Crisis de Libia: autoridades rivales anuncian alto el fuego

Libia ha sido desgarrada por la violencia desde que el coronel Muammar Gaddafi fue depuesto en 2011.
Libia ha sido desgarrada por la violencia desde que el coronel Muammar Gaddafi fue depuesto en 2011.

Las autoridades rivales de Libia han anunciado un alto el fuego inmediato.

El Gobierno de Acuerdo Nacional (GNA), con sede en Trípoli y reconocido internacionalmente, publicó un comunicado en el que también llama a elecciones en marzo del próximo año.

La tregua también fue acordada por un aliado del general Khalifa Haftar, que controla gran parte del este y sur de Libia.

Libia ha sido desgarrada por la violencia desde que el coronel Muammar Gaddafi fue depuesto por fuerzas respaldadas por la OTAN en 2011.

La nación rica en petróleo es un punto de tránsito clave para los migrantes que se dirigen a Europa desde África.

El conflicto allí ha provocado una división dentro de la OTAN.

El mes pasado, Francia se retiró temporalmente de la operación de seguridad de la OTAN Sea Guardian, acusando a Turquía de violar un embargo de armas contra Libia.

Se produjo semanas después de que los barcos turcos supuestamente atacaran un buque de guerra francés en el Mediterráneo, algo que Ankara niega rotundamente.

¿Qué dijeron los rivales?

El jefe de la GNA, Fayez al-Sarraj, “dio instrucciones a todas las fuerzas militares para que cesen de inmediato el fuego y todas las operaciones de combate en todos los territorios libios”, dijo en su página de Facebook.

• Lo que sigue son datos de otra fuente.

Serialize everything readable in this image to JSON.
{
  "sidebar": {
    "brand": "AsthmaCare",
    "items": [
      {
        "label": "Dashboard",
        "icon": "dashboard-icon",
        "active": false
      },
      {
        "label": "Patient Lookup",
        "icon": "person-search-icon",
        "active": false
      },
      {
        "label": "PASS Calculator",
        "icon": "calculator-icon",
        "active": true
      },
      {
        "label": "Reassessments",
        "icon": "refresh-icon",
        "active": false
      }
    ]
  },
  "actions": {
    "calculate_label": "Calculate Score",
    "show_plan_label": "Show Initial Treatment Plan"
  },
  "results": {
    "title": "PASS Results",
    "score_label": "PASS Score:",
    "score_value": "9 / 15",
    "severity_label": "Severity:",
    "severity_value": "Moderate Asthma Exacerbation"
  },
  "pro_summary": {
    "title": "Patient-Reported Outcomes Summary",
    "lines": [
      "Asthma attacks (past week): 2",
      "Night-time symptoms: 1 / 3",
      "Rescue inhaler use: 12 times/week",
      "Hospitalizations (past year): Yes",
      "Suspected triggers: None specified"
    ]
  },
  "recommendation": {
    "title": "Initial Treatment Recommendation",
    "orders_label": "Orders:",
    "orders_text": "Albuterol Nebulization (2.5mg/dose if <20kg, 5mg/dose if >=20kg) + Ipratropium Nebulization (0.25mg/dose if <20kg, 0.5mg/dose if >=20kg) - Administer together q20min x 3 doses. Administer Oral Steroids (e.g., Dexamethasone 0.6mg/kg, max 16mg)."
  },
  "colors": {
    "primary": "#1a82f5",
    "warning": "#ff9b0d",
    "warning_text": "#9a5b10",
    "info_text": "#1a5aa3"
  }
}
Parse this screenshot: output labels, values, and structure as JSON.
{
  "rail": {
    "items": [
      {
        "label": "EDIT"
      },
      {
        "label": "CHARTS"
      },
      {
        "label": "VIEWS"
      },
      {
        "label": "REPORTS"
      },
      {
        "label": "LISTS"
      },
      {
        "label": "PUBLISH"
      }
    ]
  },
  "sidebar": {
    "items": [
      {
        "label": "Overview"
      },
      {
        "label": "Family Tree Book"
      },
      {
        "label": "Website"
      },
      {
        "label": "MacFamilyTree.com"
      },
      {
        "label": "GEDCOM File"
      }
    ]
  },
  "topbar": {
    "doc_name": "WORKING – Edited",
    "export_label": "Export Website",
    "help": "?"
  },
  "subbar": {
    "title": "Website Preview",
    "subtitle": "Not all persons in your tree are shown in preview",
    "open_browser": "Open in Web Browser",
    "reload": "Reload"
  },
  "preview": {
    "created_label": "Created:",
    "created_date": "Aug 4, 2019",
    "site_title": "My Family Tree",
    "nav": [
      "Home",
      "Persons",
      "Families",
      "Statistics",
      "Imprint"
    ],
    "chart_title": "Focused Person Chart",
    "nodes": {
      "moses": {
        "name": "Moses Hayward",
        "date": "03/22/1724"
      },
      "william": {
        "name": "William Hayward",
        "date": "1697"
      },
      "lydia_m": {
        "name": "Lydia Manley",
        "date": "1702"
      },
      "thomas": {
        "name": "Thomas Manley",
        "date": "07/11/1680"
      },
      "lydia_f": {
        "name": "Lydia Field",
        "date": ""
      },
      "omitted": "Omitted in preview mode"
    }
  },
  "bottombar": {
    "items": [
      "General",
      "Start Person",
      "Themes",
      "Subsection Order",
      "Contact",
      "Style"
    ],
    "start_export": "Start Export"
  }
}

Mapa de control de Libia que muestra campos petroleros y oleoductos
Mapa de control de Libia que muestra campos petroleros y oleoductos

No ha habido comentarios directos del general Haftar, pero Aguila Saleh, presidente del parlamento con sede en el este, que lo apoya, también anunció un alto el fuego.

Tanto la ONU como el presidente de Egipto, Abdul Fattah al-Sisi, quien también respalda al general Haftar, han acogido con satisfacción el acuerdo.

¿Cuál es el trasfondo?

Ambos bandos en la guerra civil de Libia cuentan con apoyo internacional. Turquía, Italia y Qatar se encuentran entre los que se ponen del lado del GNA en Trípoli, mientras que Rusia, Egipto y los Emiratos Árabes Unidos respaldan a Gen Haftar.

También se cree que Francia respalda al general Haftar, aunque los líderes de París lo han negado repetidamente.

Se ha establecido un embargo de armas de la ONU para evitar que los hombres y el material ingresen al país, pero ha tenido poco efecto.

Turquía acordó un acuerdo de cooperación militar con el GNA en 2019 y desplegó tropas en el país en enero.

En junio, Las fuerzas de GNA finalmente recuperaron el control total de Trípoli gracias a una mayor ayuda de Turquía. El general Haftar ha retirado sus fuerzas de los suburbios de la ciudad.

Un informe de la ONU filtrado en mayo decía que cientos de mercenarios de el grupo ruso Wagner – dirigidos por Yevgeny Prigozhin, un estrecho colaborador del presidente Vladimir Putin – estaban operando en Libia en apoyo del general Haftar.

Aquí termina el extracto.